Spring Creek Golf Course was purchased by The South Dakota Parks and Wildlife Foundation in 2015, with plans to lease the land back to the golf course till 2025, when the land would be given to Good Earth State Park.

Homeowners were pleased with what they said they were told initially: either reverting the land back to natural grasses or continuing as a golf course. Either direction seems to fulfill the GFP’s goal of connecting people to the outdoors.

Homeowner Phil Keithahn says the existing golf course is viable and would be missed by a growing population in the area.

“The course is already efficiently used for outdoor recreation. Over 25,000 rounds of golf are played each year,” said Keithahn.

He also cited the schools in the area that use the golf course.

Homeowners were surprised to see the most recent plans. Barb Koopman remembers looking over the plans being shocked.

“The concepts are laid on the table as a campground. You know we did the same thing. Where did this come from?” said Koopman.

Many concerns were laid out: the cost to Lincoln County for additional road usage and security, uncertain land values, and damage to archeological artifacts underground.

When land started moving to create Springfield Golf Course, archeologists were called to the scene. They discovered over a thousand artifacts that were already moved and no longer in context. More is left underground, including possible burial sites. The land has a rich tie to the many Native Americans who once gathered to the location as a trading center.

“A new campground would partially be located within their largest cultural site discovered to date in the upper Midwest,” said Keithahn.

Lincoln County commissioners listened and confirmed what they heard.

“Upon the time they purchased this thing that to go in and make this more or less an extension, good earth or that kind of stuff. That was what they publicly said. And then somewhere along the line, the dialogue changed,” confirmed Commissioner Jim Schmidt.

Several Commissioners voiced concerns about the location of the campground near the encircling 80 home neighborhood. Commissioners also came to understand that although they could make a statement regarding the commission’s concerns, reviewing a permit to build the campground was not in their scope of influence.

“The state doesn’t have to apply for a permit,” said commissioner Joel Arends. “They can just build it and you know of course they want this commission to be opposed to that.”

The commission will review the information provided today, and decide on a possible official statement next week.

“We want that support as we continue on the path of going to elected and nominated officials,” said Koopman.

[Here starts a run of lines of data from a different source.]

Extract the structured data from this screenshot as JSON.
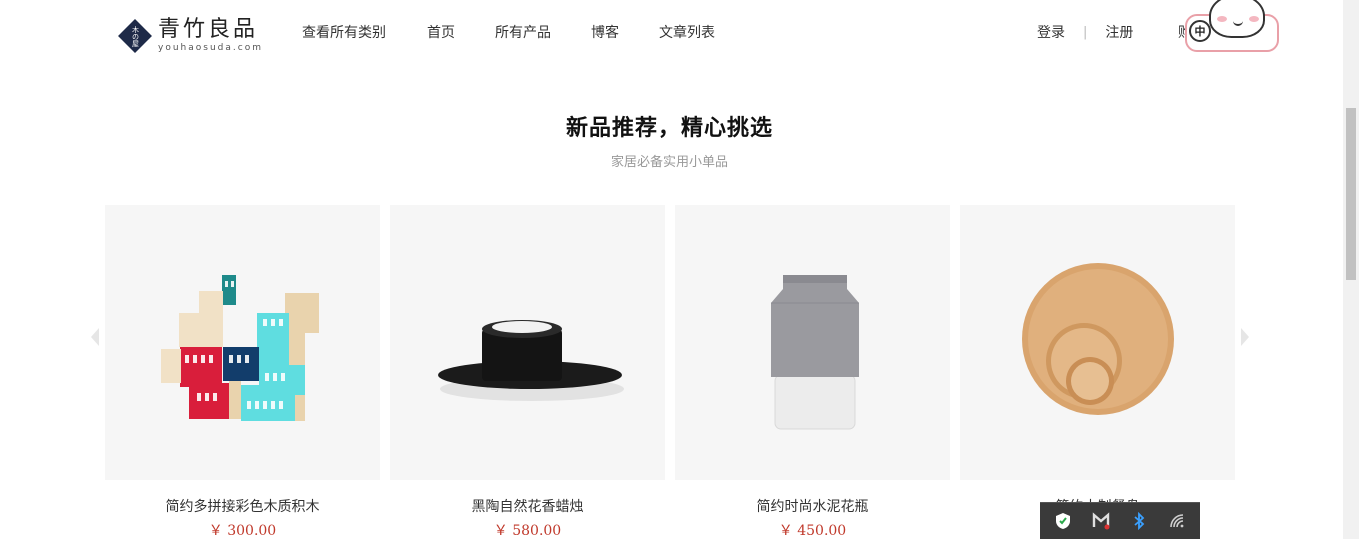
{
  "brand": {
    "name": "青竹良品",
    "domain": "youhaosuda.com",
    "mark_text": "木の屋"
  },
  "nav": {
    "items": [
      {
        "label": "查看所有类别"
      },
      {
        "label": "首页"
      },
      {
        "label": "所有产品"
      },
      {
        "label": "博客"
      },
      {
        "label": "文章列表"
      }
    ]
  },
  "user": {
    "login": "登录",
    "separator": "|",
    "register": "注册",
    "cart": "购"
  },
  "ime": {
    "mode": "中"
  },
  "section": {
    "title": "新品推荐，精心挑选",
    "subtitle": "家居必备实用小单品"
  },
  "products": [
    {
      "name": "简约多拼接彩色木质积木",
      "price": "￥ 300.00"
    },
    {
      "name": "黑陶自然花香蜡烛",
      "price": "￥ 580.00"
    },
    {
      "name": "简约时尚水泥花瓶",
      "price": "￥ 450.00"
    },
    {
      "name": "简约木制餐盘",
      "price": ""
    }
  ],
  "colors": {
    "price": "#c0392b",
    "brand_navy": "#1e2a48",
    "tray_bg": "#3a3a3a"
  },
  "icons": {
    "tray": [
      "security-shield-icon",
      "antivirus-m-icon",
      "bluetooth-icon",
      "wifi-icon"
    ]
  }
}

With the stories we’re bringing you regarding Good Earth State Park, we offer input from South Dakota Game Fish and Parks as well.

After our last story aired on December 20th, we heard from Scott Simpson, Director of Parks and Recreation at South Dakota Game Fish and Parks, requesting an interview to provide additional insight. We responded with interview opportunities and were told the GF and P would be in touch when schedules were coordinated. Since then, there has been no further correspondence.